For instance, one should start with a test that will fail. For a BI project, first test loading a report file into an object successfully. My normal architecture for Crystal projects involves invoking the reports from a physical file location, rather than compiling the reports into a .NET dll. So my first test would look like this:
Listing 1: nUnit Simple Test Code
public void TestLoadReport()
CrystalObjects.ReportObjects oCrObjs = new CrystalObjects.ReportObjects();
Assert.AreEqual(oCrObjs.currDoc.SummaryInfo.ReportTitle,"Customer Orders by Customer");
Now this may be a little contrary to normal TDD teaching. Mainstream TDD practices include starting with a test that fails. This assumes you are creating a new object for that test. In this case however, a third party has provided the Crystal Object. I believe that we can forgo the failing test in this case.
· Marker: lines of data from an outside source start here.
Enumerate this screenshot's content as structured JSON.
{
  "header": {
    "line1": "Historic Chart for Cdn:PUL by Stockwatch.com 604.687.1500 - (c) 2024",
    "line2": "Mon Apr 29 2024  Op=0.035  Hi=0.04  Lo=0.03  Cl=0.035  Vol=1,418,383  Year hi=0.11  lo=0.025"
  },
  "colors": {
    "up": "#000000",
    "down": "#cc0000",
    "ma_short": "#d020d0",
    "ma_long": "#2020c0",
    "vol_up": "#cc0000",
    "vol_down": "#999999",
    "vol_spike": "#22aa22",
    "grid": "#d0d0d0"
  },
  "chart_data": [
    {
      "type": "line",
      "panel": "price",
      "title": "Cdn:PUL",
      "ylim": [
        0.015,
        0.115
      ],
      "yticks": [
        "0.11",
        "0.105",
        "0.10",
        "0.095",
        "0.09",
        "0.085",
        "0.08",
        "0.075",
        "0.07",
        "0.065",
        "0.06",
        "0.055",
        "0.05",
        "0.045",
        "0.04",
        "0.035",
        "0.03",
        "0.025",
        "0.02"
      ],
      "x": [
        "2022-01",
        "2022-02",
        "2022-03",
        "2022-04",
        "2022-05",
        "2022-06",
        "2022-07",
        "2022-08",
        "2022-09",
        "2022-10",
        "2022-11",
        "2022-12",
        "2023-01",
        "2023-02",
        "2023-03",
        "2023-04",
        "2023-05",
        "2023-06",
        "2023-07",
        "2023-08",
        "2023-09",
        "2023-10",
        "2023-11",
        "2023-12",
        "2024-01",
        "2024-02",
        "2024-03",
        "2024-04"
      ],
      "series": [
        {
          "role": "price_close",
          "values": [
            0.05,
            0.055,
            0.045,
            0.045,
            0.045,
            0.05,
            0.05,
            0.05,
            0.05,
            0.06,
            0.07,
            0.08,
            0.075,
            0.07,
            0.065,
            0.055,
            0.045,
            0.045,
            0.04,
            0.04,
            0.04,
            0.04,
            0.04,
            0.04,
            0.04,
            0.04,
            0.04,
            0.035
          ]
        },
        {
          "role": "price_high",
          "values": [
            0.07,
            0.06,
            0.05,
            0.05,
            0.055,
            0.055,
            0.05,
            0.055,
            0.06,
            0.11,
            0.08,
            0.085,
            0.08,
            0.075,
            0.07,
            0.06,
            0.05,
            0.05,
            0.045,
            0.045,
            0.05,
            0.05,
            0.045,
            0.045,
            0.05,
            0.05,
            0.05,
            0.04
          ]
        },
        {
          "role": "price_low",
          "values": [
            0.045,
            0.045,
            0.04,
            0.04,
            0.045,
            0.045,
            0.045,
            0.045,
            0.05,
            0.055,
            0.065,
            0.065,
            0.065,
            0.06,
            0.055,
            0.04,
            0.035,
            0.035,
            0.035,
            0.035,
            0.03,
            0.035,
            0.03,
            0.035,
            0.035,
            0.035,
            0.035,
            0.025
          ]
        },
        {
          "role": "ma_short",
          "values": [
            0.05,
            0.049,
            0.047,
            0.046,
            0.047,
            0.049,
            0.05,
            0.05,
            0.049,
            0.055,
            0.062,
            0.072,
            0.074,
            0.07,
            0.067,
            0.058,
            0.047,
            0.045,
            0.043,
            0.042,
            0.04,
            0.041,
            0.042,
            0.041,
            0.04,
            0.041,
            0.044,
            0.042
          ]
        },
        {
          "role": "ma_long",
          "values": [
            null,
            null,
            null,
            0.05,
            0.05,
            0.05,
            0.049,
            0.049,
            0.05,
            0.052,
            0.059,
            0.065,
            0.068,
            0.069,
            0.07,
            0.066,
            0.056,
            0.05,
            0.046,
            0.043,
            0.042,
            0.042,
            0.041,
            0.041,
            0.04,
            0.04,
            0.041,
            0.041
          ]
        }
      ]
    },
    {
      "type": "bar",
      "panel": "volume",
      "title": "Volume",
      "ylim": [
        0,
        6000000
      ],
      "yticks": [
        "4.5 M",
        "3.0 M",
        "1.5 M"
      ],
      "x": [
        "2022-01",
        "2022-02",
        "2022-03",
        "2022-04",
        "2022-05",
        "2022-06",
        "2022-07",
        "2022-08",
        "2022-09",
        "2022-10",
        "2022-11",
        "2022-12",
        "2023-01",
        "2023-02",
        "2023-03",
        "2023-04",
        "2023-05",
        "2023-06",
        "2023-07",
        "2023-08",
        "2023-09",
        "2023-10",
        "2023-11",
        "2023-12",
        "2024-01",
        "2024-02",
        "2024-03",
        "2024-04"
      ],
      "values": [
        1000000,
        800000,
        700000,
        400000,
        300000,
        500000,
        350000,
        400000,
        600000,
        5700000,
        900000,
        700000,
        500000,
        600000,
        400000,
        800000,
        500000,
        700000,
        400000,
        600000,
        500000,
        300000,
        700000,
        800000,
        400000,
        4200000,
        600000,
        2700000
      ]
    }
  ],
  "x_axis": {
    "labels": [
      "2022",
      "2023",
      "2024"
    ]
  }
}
Note that nUnit 2.2 throws an error when utilizing the Crystal Document object directly. To overcome this problem, I started refactoring a bit earlier, by creating a class based on the Crystal object. That is the CrystalObjects.ReportObjects class in the above nUnit Simple Test Code.
To continue to the next effective test, you must have an idea of what you are testing. In this case, we need to test for a large BI project. Make sure to include explicit Unit Test results in any specification you create. Since BI projects normally have very defined results that the users want, the tests are almost written before you need to code!